In the Church Age, there is truly one fold and One Shepherd. Jews who strayed from the God of Israel were considered “the lost sheep” of Israel. Gentiles were simply considered foreigners: heathens! In fact, the word “gentile” means “heathen.” So these Jews who had once been the “lost sheep” of Israel had been returned to the Shepherd and the “Overseer” or “Bishop” of their souls. The word translated “Bishop” is episkopos, and it means “supervisor” or “overseer.”

We gentiles have been born into the family of God, and He truly is the Shepherd and the Bishop of our souls as well, but we were not the lost sheep of Israel. We did not “wander away from God.” In fact, regarding the lost, in Matthew 7:23, Jesus said “Depart from me, ye workers of iniquity: I never knew you!” He does not say, “Well, I once knew you, but you just wandered off and got lost! (Too bad!”) No, He says he never knew them.

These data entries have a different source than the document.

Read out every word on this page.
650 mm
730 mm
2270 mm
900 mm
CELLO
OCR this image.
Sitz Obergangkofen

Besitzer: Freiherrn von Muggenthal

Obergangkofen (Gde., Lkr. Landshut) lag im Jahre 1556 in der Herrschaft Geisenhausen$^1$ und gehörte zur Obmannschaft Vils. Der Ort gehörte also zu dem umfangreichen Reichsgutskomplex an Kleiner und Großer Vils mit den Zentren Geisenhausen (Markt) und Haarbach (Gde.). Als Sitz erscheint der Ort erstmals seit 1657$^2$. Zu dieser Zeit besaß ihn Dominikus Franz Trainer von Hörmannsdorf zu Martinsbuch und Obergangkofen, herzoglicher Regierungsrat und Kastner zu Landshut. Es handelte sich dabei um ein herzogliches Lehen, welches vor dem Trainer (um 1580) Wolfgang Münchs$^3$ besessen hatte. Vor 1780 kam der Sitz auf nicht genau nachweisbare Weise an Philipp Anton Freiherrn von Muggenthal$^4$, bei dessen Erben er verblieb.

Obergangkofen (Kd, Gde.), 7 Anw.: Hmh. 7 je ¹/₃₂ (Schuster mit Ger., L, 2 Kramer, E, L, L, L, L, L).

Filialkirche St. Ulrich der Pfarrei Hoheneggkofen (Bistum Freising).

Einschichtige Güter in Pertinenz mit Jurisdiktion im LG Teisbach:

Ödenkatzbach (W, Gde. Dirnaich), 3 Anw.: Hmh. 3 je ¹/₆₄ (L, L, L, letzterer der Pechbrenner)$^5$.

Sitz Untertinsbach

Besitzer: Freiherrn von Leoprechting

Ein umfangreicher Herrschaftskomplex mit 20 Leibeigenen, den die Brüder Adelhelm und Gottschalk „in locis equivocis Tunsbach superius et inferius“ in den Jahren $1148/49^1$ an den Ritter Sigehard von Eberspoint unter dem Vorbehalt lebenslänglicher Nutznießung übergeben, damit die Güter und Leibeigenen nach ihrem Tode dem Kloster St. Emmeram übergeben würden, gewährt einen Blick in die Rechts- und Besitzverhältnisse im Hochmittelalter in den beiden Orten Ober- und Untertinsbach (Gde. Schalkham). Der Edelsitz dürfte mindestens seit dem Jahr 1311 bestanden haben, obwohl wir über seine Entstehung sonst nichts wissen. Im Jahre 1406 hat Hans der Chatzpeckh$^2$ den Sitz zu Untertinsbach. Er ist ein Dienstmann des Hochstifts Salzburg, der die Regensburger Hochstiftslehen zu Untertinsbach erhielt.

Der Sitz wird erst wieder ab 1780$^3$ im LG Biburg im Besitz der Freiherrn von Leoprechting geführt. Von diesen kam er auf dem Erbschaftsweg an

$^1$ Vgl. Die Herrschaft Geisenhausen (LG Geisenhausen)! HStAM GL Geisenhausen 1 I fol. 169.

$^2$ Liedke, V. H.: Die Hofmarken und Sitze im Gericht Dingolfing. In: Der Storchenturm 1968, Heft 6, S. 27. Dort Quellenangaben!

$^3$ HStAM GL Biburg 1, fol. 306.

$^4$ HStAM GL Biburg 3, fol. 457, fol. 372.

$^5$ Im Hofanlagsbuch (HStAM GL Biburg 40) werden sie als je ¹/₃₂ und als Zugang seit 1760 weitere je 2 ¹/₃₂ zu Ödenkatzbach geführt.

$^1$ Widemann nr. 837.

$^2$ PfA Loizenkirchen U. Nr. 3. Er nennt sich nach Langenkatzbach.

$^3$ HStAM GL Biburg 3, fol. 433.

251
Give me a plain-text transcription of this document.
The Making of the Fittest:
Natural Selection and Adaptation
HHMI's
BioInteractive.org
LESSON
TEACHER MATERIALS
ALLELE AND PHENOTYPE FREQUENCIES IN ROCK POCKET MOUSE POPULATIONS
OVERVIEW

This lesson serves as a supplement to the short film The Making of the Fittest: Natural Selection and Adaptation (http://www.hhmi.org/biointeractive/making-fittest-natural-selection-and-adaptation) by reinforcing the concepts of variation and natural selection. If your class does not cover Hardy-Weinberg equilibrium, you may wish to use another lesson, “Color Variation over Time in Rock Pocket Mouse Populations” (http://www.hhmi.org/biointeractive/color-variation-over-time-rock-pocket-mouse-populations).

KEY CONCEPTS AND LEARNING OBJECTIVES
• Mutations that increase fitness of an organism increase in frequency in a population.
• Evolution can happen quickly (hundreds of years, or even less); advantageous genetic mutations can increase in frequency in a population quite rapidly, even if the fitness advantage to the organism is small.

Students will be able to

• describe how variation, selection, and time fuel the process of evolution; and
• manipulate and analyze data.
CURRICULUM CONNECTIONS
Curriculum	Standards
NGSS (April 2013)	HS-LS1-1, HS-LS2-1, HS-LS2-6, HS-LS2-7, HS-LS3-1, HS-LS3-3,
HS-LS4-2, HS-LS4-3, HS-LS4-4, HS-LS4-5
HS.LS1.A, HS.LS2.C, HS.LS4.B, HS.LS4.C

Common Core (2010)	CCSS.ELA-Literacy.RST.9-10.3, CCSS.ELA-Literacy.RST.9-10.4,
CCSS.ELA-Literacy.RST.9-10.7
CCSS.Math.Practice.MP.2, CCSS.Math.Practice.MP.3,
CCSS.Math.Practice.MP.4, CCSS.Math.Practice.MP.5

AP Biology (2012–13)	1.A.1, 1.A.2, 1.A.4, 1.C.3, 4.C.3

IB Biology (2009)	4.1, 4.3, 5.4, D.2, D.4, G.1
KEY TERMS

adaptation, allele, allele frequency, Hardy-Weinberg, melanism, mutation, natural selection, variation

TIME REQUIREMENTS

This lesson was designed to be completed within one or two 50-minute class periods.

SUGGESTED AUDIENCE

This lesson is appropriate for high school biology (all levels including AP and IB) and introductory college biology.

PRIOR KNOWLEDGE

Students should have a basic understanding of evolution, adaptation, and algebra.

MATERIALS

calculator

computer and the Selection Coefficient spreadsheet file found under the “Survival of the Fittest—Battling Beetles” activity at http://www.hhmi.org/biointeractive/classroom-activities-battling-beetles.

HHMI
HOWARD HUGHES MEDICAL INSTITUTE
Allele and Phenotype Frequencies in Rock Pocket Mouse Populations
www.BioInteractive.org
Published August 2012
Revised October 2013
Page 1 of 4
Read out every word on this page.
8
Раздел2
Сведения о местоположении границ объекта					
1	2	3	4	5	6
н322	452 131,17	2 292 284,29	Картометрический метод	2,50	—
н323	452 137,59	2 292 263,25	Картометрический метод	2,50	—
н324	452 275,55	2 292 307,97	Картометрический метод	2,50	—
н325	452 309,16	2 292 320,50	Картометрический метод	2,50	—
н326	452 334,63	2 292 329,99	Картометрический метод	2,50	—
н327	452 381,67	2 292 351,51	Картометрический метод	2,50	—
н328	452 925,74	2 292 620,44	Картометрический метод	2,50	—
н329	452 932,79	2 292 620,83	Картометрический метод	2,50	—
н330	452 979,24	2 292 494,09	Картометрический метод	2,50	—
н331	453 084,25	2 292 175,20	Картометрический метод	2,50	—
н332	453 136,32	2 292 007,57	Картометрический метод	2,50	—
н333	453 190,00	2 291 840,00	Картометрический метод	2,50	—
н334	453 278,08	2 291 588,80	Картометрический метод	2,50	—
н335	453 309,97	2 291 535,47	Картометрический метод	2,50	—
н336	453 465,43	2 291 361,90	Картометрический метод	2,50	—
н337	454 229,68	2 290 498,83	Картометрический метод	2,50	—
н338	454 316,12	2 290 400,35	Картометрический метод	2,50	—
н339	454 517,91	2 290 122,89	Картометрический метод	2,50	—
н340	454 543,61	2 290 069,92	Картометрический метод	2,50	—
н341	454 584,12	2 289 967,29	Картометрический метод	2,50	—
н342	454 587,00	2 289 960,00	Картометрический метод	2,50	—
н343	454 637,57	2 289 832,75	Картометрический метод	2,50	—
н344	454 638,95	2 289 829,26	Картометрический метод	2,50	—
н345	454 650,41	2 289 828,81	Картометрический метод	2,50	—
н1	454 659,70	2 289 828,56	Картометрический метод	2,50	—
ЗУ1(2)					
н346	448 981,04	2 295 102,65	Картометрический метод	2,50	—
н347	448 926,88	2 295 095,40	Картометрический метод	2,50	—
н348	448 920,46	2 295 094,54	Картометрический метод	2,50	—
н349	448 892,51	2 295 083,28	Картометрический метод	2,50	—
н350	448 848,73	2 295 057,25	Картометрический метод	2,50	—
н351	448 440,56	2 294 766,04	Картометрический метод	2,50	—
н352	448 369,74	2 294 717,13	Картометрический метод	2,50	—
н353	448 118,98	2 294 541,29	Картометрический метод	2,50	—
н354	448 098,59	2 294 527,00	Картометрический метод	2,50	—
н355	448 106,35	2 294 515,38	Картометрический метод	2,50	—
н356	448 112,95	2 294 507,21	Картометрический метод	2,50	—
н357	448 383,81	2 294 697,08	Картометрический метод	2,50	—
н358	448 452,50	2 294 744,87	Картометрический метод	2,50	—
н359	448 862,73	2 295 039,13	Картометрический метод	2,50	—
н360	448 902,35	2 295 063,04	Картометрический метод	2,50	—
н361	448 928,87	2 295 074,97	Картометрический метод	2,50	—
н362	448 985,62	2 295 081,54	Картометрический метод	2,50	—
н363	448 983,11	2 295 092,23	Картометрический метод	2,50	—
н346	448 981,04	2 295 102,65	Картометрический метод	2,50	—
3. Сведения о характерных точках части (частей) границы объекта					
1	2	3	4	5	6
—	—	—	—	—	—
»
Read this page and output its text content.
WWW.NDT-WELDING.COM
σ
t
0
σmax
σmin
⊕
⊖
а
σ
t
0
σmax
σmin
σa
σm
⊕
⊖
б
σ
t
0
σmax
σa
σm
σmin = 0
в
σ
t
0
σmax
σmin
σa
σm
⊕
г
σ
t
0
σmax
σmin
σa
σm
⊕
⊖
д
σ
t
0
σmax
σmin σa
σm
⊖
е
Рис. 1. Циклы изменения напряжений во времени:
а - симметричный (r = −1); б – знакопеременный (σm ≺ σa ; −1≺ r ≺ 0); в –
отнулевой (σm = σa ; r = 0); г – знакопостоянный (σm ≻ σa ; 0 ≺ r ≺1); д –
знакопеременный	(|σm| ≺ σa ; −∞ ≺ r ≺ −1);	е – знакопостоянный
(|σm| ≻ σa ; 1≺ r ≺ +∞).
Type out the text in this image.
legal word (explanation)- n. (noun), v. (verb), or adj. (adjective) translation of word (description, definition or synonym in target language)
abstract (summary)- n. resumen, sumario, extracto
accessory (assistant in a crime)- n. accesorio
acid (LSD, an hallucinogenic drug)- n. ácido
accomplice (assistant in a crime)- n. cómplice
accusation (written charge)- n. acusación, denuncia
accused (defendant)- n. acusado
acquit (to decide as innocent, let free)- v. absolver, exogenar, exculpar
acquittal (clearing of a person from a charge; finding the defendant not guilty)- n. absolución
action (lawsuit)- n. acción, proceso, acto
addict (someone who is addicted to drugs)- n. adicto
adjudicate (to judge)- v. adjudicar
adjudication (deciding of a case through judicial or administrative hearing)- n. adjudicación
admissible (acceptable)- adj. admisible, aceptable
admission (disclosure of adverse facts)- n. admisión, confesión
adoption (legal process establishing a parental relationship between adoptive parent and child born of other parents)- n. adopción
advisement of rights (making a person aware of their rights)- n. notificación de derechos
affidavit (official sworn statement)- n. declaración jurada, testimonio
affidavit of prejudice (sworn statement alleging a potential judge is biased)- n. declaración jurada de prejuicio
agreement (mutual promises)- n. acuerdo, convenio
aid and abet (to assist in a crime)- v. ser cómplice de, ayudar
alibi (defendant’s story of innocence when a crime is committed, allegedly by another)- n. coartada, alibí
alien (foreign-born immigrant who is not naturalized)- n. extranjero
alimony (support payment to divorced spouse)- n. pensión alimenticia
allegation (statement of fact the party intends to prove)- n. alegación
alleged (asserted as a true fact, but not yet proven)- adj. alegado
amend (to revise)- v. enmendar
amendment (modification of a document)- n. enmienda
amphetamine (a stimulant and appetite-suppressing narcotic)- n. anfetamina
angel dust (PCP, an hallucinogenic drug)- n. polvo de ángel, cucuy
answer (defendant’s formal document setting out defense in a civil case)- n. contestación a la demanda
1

This is probably a good time to see what He says about those of us who have become His sheep: John 10:27, 28 says, “My sheep hear my voice, and I know them, and they follow me, and I give unto them Eternal Life, and they shall never perish.” Also, in John 6:39, he said “this is my Father’s will who sent me, that of all He has given me I should lose nothing, but should raise it up again at the last day.” In both of these passages, Jesus says that He will keep you for eternity! You will never be a “lost sheep!” You can never become lost again!

What then?

So how does all of this tie into 1st Peter 2:21-25? Remember that Jesus “suffered for doing rightly:” that is the immediate context, here. But it also says that he died so that we could live unto righteousness.

And that is what this passage has all been pointing at! If we can learn our position in Christ; “Finally free to walk with Him, and finally equipped to do His will,” then we can “live unto righteousness,” and be the Ambassadors He has called us to be.

Jesus walked in humility, living in physical poverty. We are sent out as redeemed and healed “beggars,” sharing with other beggars where to find free food, free clothing, free healing, and eternal life, freely given! Jesus did not “lord it over” anyone, and he spoke sternly only to the false teachers and the failed leaders of Israel. We are also sent in humility, to reach out with the Light and Love and Grace and Mercy of Christ, in a dark and dying world.

Lord Jesus, teach us to walk with you and to live in the newness of life, so that we may represent you in this lost world.